THE IMPORTANCE OF SMOKING AND SNUFF-TAKING, EXEMPLIFIED IN A GRAVE DISSERTATION, DEDICATED TO THE YOUTH OF THE RISING GENERATION.
| What soothes the peasant when his toil is done? He cheerly sits beside his cottage door, In the sweet light of ev’ning’s parting sun, His young ones sporting o’er the sanded floor:— What cheers the seaman, when the fight is won, And vict’ry smiles upon our naval band? Toiling no longer at the murd’rous gun, His thoughts are proudly of his native land. What charms the Turk, Greek, Frenchman, fop or sage, In this enlighten’d comfort-loving age; Since health, and pleasure’s cheerful reign began, But lov’d tobacco, sovereign friend of man?—M. S. |
“For the taking of fumes by pipes, as in tobacco and other things, to dry and comfort.”—Bacon.
“Bread or tobacco may be neglected: but reason at first recommends their trial, and custom makes them pleasant.”—Locke.
Hail! inspirers of the profoundest and the brightest things that have been said and done since the creation, and, in the strength and plenitude of our recollections of thy divine virtues, aid us to sing thy praises! What though there be those, who, in the whim, caprice or ignorance of thy merits, would run ye down in the plenitude of their prejudices—have ye not stood the test of time, that criterion of excellence? Are ye not, most sublime of pleasures, independent of your other numerous claims upon public and private favour—are ye not immortalized by the hallowed names of the great, the good, the wise, the witty and the learned, whose encomiums of your worth shall descend with you, through the future ages of unborn posterity.
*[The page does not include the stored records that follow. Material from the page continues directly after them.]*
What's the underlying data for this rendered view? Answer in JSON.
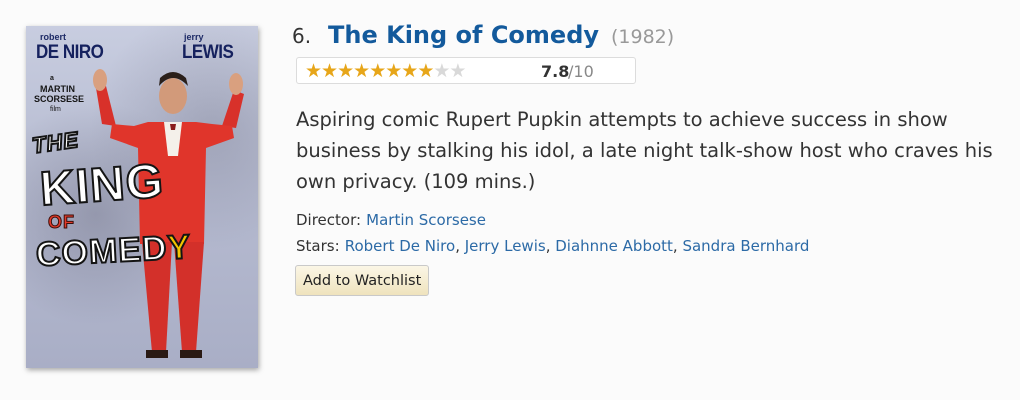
{
  "item": {
    "number": "6.",
    "title": "The King of Comedy",
    "year": "(1982)",
    "rating": {
      "value": "7.8",
      "max": "/10",
      "filled_stars": 7.8,
      "total_stars": 10
    },
    "description": "Aspiring comic Rupert Pupkin attempts to achieve success in show business by stalking his idol, a late night talk-show host who craves his own privacy. (109 mins.)",
    "director_label": "Director:",
    "director": "Martin Scorsese",
    "stars_label": "Stars:",
    "stars": [
      "Robert De Niro",
      "Jerry Lewis",
      "Diahnne Abbott",
      "Sandra Bernhard"
    ],
    "watchlist_label": "Add to Watchlist"
  },
  "poster": {
    "actor1_first": "robert",
    "actor1_last": "DE NIRO",
    "actor2_first": "jerry",
    "actor2_last": "LEWIS",
    "credit_a": "a",
    "director_first": "MARTIN",
    "director_last": "SCORSESE",
    "credit_film": "film",
    "title_the": "THE",
    "title_king": "KING",
    "title_of": "OF",
    "title_comedy_main": "COMED",
    "title_comedy_y": "Y"
  },
  "colors": {
    "title_link": "#135a9c",
    "link": "#2c6aa6",
    "star_on": "#e7a61a",
    "star_off": "#d9d9d9"
  }
}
What! shall it ever be said that the disaffected to the great public cause, the innovators upon common taste, shall be allowed to progress in their rash undertaking, of seeking to undervalue the importance of those gentle consolers through life, the snuff-box and pipe. Never! while there’s a Woodville—nay, even a Dhoodeen,[11] to smoke them to defiance, or a pinch of ‘high dried,’ to father a witty reply.
Much-injured and defrauded of habits—friends of past and present learning and genius—of every land and every clime—sought by rich, as well as poor, and alike soothing to the king as slave, how have ye not been calumniated by the weak and designing! As the poet saith, “Envy doth merit as its shade pursue,” and so is it with you. Oh that those standing highest in the popular favour—the ‘tried and trusty’—should ever be the objects of attack to the discontented!
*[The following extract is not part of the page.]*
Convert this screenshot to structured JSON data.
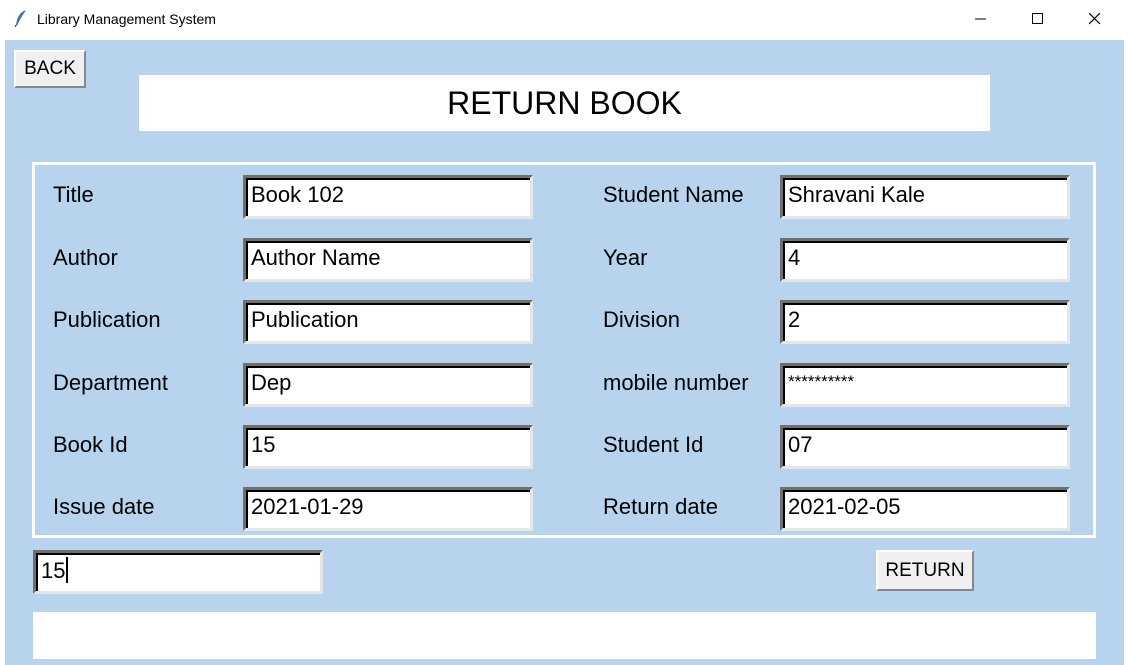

Most delectable of companions! how many tender reminiscences and recollections are associated with you, from the last pipe of the murdered Raleigh in Newgate, to the dernier pinch of the equally unfortunate Louis XVI, ere they mounted scaffolds, it is hoped, for a better world. If we turn to the imagination, how many endearing recollections connected with our subject throng upon us, even from the once happy days of our boyhood, when in secret we pored over the pages of genius in preference to scholastic lore. Rise up before us, thou soul of philanthropy, and humorous eccentricity, my uncle Toby! with thy faithful and humble serviteur the corporal.[12] Methinks, indeed, we now see ye together in the little cottage parlour, lighted up by the cheerful fire, discoursing of past dangers and campaigns under the soothing influence of the narcotic weed, whose smoke, as it rises in fantastic curls from either pipe, harmonizes together like your kindred souls. And thou, too, poor monk,[13] offspring of the same pervading mind, yet picturing many a sad reality, must thou be forgotten, absorbed as thou art from all the grosser passions of our nature? Our memory paints thee, impelled by the courtesy of thy gentle nature, proffering thine humble box of horn, thy pale and intellectual face, so sensitive, half-shrinking from the fear of ‘pride’s rebuff:’ whilst thou thyself, from the sneers of the affluent, seekest consolation in—a pinch of snuff!